Pouvez-vous nous exposer un cas concret?

Luxembourg Air Rescue, une des plus grandes associations au Grand Duché, active dans la philanthropie et l’aide humanitaire, nous a sollicités pour analyser si son modèle de gouvernance et si ses pratiques de gestion financière reflètent l’objet social. Nos analyses ont confirmé l’hypothèse de base du conseil d’administration et de la direction générale.
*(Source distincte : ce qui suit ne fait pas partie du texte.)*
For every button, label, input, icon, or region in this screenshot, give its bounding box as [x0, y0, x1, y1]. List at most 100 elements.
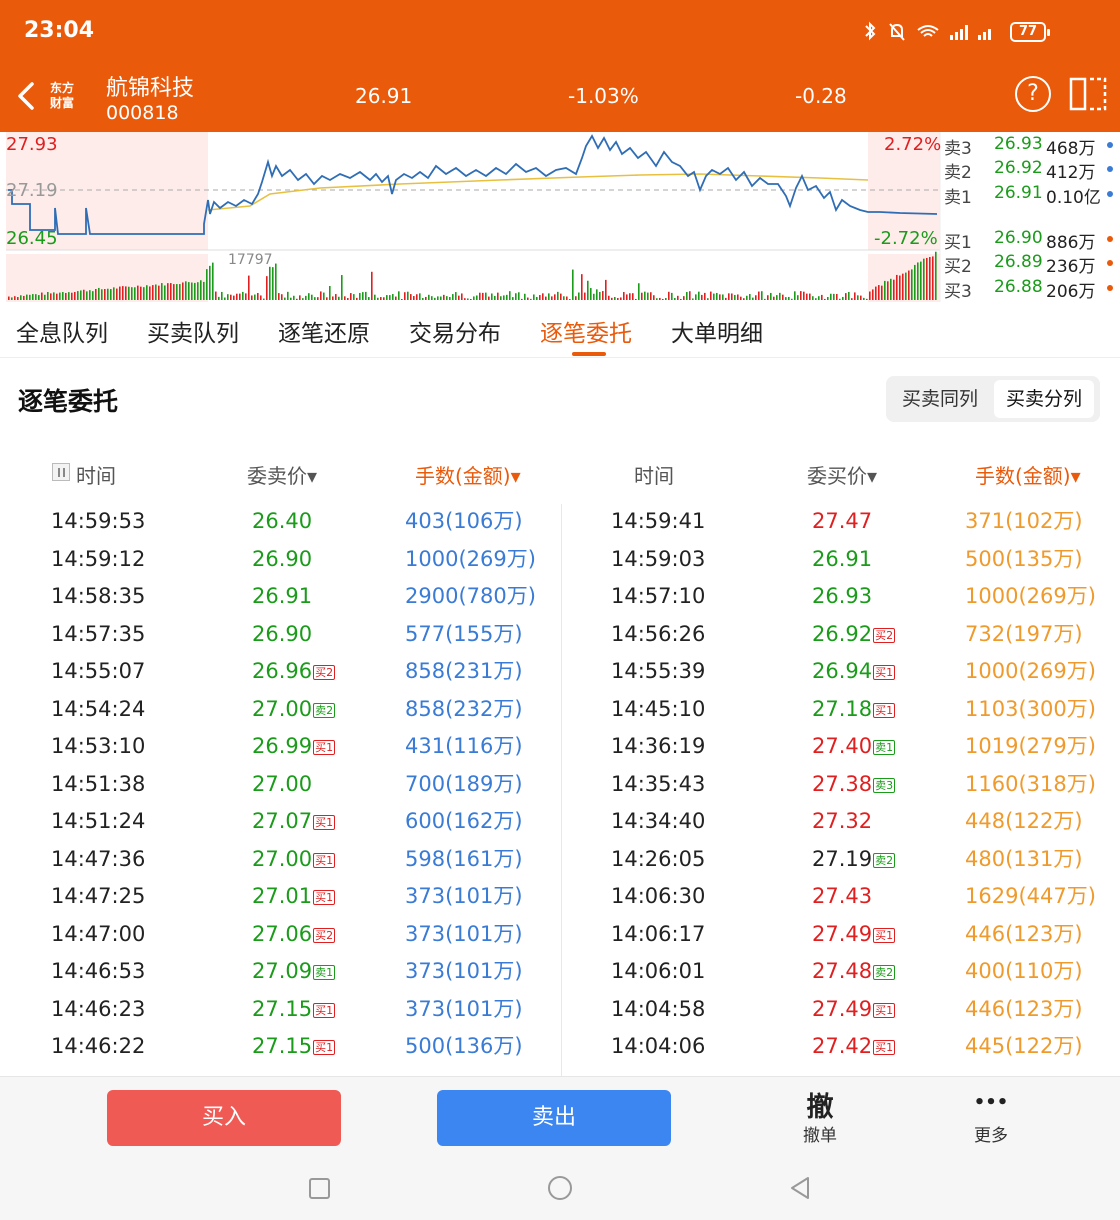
- more-button[interactable]: ••• 更多: [951, 1085, 1031, 1146]
- pause-icon[interactable]: [52, 463, 70, 481]
- sell-price-header[interactable]: 委卖价▾: [247, 460, 317, 489]
- order-price: 27.15 买1: [252, 1031, 336, 1061]
- volume-bar: [200, 280, 202, 300]
- chart-high-label: 27.93: [6, 134, 58, 155]
- orderbook-sell-3[interactable]: 卖3 26.93 468万: [944, 134, 1120, 159]
- layout-toggle: 买卖同列 买卖分列: [886, 376, 1100, 422]
- volume-bar: [608, 295, 610, 300]
- order-quantity: 371(102万): [965, 509, 1083, 533]
- volume-bar: [926, 257, 928, 300]
- volume-bar: [680, 298, 682, 300]
- dot-icon: [1107, 260, 1113, 266]
- volume-bar: [437, 296, 439, 300]
- volume-bar: [578, 292, 580, 300]
- volume-bar: [65, 292, 67, 300]
- tab-tick-restore[interactable]: 逐笔还原: [278, 314, 370, 348]
- volume-bar: [371, 271, 373, 300]
- help-icon[interactable]: ?: [1015, 76, 1051, 112]
- volume-bar: [791, 298, 793, 300]
- volume-bar: [935, 251, 937, 300]
- bluetooth-icon: [865, 21, 876, 41]
- volume-bar: [476, 295, 478, 300]
- volume-bar: [440, 296, 442, 300]
- volume-bar: [686, 292, 688, 300]
- volume-bar: [521, 298, 523, 300]
- volume-bar: [734, 294, 736, 300]
- home-icon[interactable]: [548, 1176, 572, 1200]
- volume-bar: [446, 296, 448, 300]
- volume-bar: [539, 295, 541, 300]
- volume-bar: [104, 289, 106, 300]
- tab-full-queue[interactable]: 全息队列: [16, 314, 108, 348]
- recents-icon[interactable]: [309, 1178, 330, 1199]
- toggle-split-column[interactable]: 买卖分列: [994, 380, 1094, 418]
- volume-bar: [380, 297, 382, 300]
- volume-bar: [800, 291, 802, 300]
- volume-bar: [179, 284, 181, 300]
- volume-bar: [908, 270, 910, 300]
- volume-bar: [14, 296, 16, 300]
- layout-switch-icon[interactable]: [1068, 76, 1108, 112]
- volume-bar: [842, 296, 844, 300]
- orderbook-buy-3[interactable]: 买3 26.88 206万: [944, 277, 1120, 302]
- buy-button[interactable]: 买入: [107, 1090, 341, 1146]
- volume-bar: [119, 286, 121, 300]
- volume-bar: [395, 296, 397, 300]
- orderbook-sell-2[interactable]: 卖2 26.92 412万: [944, 158, 1120, 183]
- volume-bar: [473, 296, 475, 300]
- volume-bar: [212, 262, 214, 300]
- volume-bar: [275, 263, 277, 300]
- volume-bar: [815, 298, 817, 300]
- orderbook-label: 卖1: [944, 188, 972, 208]
- volume-bar: [596, 289, 598, 300]
- order-price-value: 27.43: [812, 884, 873, 908]
- volume-bar: [140, 286, 142, 300]
- queue-level-badge: 卖2: [873, 965, 896, 980]
- queue-level-badge: 卖1: [313, 965, 336, 980]
- orderbook-buy-1[interactable]: 买1 26.90 886万: [944, 228, 1120, 253]
- volume-bar: [347, 298, 349, 300]
- volume-bar: [176, 284, 178, 300]
- back-nav-icon[interactable]: [791, 1177, 809, 1199]
- volume-bar: [830, 293, 832, 300]
- tab-trade-distribution[interactable]: 交易分布: [409, 314, 501, 348]
- volume-bar: [692, 298, 694, 300]
- buy-price-header[interactable]: 委买价▾: [807, 460, 877, 489]
- volume-bar: [116, 288, 118, 300]
- volume-bar: [326, 297, 328, 300]
- volume-bar: [659, 297, 661, 300]
- volume-bar: [890, 278, 892, 300]
- toggle-same-column[interactable]: 买卖同列: [890, 380, 990, 418]
- orderbook-volume: 886万: [1046, 233, 1096, 253]
- sell-button[interactable]: 卖出: [437, 1090, 671, 1146]
- volume-bar: [50, 293, 52, 300]
- volume-bar: [611, 297, 613, 300]
- tab-tick-orders[interactable]: 逐笔委托: [540, 314, 632, 348]
- volume-bar: [494, 295, 496, 300]
- volume-bar: [197, 282, 199, 300]
- buy-qty-header[interactable]: 手数(金额)▾: [975, 460, 1081, 489]
- volume-bar: [488, 296, 490, 300]
- orderbook-buy-2[interactable]: 买2 26.89 236万: [944, 252, 1120, 277]
- volume-bar: [722, 294, 724, 300]
- order-price-value: 27.06: [252, 921, 313, 946]
- back-arrow-icon[interactable]: [14, 78, 38, 114]
- tab-large-orders[interactable]: 大单明细: [671, 314, 763, 348]
- volume-bar: [767, 295, 769, 300]
- volume-bar: [323, 292, 325, 300]
- intraday-chart[interactable]: 27.93 27.19 26.45 2.72% -2.72% 17797 卖3 …: [0, 132, 1120, 302]
- cancel-order-button[interactable]: 撤 撤单: [780, 1085, 860, 1146]
- queue-level-badge: 买2: [873, 627, 896, 643]
- orderbook-price: 26.89: [994, 252, 1043, 272]
- orderbook-sell-1[interactable]: 卖1 26.91 0.10亿: [944, 183, 1120, 208]
- volume-bar: [551, 296, 553, 300]
- volume-bar: [203, 281, 205, 300]
- volume-bar: [392, 294, 394, 300]
- volume-bar: [464, 298, 466, 300]
- order-time: 14:06:30: [611, 884, 706, 908]
- volume-bar: [362, 292, 364, 300]
- volume-max-label: 17797: [228, 252, 273, 268]
- sell-qty-header[interactable]: 手数(金额)▾: [415, 460, 521, 489]
- tab-bid-ask-queue[interactable]: 买卖队列: [147, 314, 239, 348]
- stock-code: 000818: [106, 102, 179, 124]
Nous nous sommes également assurés qu’il n’y avait pas de conflits d’intérêts entre les différents membres des organes institutionnels (conseil d’administration, assemblée générale) s’engageant dans les différentes entités juridiques.

Une mission de ce type peut nécessiter plusieurs semaines en fonction de la maturité des documents à analyser et l’accès direct aux membres clé des organes institutionnels de l’association en question.

 

Outre les problèmes financiers, quels peuvent être les autres dommages occasionnés par une mauvaise gestion financière ou un modèle de gouvernance inapproprié?

Le dommage le plus durable est sans conteste celui de perdre sa réputation, et par conséquent la confiance de ses partenaires mais également des employés de l’association concernée qui sont généralement des gens très motivés militant ardemment pour la cause que défend cette dernière. Par contre, trop souvent, les dirigeants ne réalisent pas que leur responsabilité pénale pourrait être engagée en cas de gestion non conforme des activités, respectivement des ressources engagées.

Ce qu’il faut savoir, c’est qu’avec une gestion managériale très au point, même un problème majeur peut avoir un impact minime tandis qu’un problème mineur géré avec trop d’amateurisme risque fortement d’exacerber l’impact du problème en question.